Crônica, por Eduardo Affonso: O sonho americano
Brasileiros que tiverem de voltar dos EUA para o Brasil vão precisar de muito suporte psicológico para se readaptar

Sabe o que eu mais gosto em filme americano?
Eles deixam a chave do carro na ignição, e ninguém rouba.
Eles tomam leite direto da caixinha e o leite não azeda.
Eles bebem água da torneira, e não adoecem.
As camas têm um metro de altura.
As casas não têm muro, muito menos caco de vidro em cima do muro.
Ninguém tem empregada e as casas são todas limpas e arrumadas.

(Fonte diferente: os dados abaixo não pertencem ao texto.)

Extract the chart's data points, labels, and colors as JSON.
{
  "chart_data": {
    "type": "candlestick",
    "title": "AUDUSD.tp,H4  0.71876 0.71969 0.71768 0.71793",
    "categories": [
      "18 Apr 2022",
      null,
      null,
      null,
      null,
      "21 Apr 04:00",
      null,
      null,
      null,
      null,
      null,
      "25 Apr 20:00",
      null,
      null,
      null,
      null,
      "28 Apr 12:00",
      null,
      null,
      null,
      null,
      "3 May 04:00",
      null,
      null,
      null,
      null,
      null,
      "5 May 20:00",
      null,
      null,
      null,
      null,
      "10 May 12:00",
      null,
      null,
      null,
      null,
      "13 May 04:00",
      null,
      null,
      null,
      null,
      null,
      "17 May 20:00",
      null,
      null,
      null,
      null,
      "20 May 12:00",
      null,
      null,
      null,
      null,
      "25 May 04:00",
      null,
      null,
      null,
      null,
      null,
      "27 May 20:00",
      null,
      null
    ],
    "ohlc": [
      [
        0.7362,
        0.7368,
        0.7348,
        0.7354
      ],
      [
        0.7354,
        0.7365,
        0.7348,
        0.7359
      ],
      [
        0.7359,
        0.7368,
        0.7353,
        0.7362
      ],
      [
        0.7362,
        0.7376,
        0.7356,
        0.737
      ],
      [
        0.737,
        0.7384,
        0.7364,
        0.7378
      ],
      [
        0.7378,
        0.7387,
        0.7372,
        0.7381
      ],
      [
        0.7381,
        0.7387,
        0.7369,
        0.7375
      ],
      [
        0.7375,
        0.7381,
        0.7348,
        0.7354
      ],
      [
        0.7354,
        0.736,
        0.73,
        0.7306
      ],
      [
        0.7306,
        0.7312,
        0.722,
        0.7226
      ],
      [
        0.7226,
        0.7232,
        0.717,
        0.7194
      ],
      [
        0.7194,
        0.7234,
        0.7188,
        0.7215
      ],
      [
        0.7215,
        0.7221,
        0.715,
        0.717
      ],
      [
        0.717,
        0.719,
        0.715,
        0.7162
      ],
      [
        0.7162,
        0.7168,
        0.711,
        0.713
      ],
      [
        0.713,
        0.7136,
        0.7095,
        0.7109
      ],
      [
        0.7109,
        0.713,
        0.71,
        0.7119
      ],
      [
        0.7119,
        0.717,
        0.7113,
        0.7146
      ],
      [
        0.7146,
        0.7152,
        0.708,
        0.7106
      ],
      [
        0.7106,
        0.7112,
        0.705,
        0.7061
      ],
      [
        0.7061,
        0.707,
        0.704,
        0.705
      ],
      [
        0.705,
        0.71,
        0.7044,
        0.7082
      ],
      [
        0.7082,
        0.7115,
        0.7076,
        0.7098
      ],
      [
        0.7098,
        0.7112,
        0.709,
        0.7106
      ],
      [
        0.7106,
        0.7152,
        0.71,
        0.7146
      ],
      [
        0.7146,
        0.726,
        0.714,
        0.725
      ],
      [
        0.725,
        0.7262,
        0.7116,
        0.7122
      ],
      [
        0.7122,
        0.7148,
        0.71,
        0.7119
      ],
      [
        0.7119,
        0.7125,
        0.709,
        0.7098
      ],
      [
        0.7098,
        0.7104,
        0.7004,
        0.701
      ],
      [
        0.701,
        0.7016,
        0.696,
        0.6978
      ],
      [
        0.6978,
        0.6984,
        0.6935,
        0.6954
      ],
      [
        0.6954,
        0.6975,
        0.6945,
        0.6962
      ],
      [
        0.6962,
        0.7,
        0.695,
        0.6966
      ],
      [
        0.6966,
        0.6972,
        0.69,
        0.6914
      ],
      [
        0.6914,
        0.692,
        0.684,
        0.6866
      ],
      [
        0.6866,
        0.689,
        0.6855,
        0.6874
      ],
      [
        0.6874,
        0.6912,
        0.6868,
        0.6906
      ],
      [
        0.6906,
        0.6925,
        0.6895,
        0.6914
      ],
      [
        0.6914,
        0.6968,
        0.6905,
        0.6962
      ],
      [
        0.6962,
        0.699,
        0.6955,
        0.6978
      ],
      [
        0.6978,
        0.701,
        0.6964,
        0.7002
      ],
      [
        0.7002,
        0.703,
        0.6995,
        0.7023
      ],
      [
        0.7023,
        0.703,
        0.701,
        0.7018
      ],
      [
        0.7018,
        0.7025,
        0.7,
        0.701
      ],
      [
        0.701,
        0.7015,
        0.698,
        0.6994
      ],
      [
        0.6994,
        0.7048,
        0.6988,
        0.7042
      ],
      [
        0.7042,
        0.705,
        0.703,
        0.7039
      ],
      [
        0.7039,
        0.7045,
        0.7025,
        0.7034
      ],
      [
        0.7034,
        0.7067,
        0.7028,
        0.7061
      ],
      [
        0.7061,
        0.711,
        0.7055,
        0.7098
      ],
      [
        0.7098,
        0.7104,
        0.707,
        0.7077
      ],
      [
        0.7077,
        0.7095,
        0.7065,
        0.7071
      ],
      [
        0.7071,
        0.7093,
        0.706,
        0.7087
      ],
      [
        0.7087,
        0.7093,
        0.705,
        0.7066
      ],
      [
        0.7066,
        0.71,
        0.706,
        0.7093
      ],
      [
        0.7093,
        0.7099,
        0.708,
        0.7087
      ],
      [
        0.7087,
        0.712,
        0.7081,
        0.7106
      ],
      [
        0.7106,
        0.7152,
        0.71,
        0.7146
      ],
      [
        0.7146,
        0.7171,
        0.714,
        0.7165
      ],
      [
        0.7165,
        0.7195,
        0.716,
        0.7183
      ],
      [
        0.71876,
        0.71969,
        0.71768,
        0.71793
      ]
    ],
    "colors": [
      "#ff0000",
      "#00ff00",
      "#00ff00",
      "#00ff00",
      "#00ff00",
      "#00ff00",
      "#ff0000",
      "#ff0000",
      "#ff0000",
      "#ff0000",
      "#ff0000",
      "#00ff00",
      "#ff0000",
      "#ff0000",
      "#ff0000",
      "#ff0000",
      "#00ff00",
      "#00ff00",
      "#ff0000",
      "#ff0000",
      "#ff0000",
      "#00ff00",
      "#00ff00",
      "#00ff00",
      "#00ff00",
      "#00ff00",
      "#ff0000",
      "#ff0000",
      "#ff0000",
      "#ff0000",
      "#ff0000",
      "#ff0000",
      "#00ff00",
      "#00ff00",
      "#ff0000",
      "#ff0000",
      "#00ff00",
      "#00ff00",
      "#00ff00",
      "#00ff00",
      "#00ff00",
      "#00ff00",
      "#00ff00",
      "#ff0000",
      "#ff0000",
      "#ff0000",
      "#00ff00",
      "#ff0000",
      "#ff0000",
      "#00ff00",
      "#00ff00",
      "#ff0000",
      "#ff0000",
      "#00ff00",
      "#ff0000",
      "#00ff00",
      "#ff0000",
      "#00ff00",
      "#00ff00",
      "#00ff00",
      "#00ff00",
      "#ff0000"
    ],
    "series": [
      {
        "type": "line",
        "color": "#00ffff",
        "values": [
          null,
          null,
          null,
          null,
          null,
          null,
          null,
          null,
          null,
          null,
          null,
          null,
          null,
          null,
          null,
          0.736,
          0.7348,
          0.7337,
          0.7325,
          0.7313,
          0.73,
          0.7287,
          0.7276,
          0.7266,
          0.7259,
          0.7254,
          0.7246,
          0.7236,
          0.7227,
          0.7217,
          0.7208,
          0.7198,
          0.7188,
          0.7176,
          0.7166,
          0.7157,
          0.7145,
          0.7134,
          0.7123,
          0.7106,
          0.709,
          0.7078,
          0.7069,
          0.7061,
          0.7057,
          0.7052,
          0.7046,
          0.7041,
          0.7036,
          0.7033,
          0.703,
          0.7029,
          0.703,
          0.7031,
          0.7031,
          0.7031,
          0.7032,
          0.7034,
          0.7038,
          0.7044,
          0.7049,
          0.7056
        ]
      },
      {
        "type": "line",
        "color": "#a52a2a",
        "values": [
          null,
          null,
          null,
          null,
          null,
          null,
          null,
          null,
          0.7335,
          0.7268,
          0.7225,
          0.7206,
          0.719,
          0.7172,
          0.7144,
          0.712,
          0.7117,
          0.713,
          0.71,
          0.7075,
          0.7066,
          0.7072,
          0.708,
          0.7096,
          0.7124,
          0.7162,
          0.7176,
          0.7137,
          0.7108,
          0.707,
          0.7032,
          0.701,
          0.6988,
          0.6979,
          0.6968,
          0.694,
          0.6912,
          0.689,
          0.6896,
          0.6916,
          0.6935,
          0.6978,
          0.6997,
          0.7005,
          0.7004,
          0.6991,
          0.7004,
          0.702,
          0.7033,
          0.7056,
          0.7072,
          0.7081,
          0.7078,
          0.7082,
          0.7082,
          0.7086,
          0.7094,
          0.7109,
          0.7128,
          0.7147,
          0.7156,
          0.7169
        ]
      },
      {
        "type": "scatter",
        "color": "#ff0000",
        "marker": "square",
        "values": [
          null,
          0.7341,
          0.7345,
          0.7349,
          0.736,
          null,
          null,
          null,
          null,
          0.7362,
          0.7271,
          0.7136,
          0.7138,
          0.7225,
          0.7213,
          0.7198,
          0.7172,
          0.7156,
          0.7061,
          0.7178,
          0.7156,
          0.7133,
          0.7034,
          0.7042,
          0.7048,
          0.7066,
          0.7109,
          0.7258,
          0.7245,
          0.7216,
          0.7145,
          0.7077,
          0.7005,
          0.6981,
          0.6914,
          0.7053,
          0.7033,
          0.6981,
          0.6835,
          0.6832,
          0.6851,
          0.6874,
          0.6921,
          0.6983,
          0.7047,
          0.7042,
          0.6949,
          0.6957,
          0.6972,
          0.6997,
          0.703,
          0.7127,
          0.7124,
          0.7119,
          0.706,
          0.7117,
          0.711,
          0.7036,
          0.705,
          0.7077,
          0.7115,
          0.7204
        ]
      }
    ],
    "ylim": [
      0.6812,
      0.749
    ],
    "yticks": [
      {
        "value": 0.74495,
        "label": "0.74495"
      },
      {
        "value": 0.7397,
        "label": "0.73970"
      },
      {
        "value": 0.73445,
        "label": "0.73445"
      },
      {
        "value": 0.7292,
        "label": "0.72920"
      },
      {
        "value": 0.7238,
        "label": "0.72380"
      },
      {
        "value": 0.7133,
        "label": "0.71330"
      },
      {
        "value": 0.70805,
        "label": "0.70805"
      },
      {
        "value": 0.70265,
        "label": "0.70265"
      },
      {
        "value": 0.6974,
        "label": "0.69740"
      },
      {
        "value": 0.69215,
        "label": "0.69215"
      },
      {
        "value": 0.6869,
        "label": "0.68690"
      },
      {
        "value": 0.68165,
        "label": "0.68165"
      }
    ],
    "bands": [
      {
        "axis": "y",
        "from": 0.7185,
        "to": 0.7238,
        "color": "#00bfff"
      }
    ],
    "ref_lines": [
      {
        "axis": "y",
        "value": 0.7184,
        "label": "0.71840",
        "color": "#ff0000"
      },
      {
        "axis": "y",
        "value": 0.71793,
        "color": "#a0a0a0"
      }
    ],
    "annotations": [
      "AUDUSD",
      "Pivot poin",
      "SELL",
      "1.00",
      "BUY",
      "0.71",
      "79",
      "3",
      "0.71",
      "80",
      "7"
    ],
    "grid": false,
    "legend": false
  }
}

Eles batem a porta na cara do policial e fica por isso mesmo.
Nas delegacias tem gente para atender e a sala do delegado sempre tem persianas novinhas.
Não é só quartel que tem bandeira hasteada.
Os médicos vêm falar com a família do paciente na sala de espera do hospital como se a família do paciente fosse gente.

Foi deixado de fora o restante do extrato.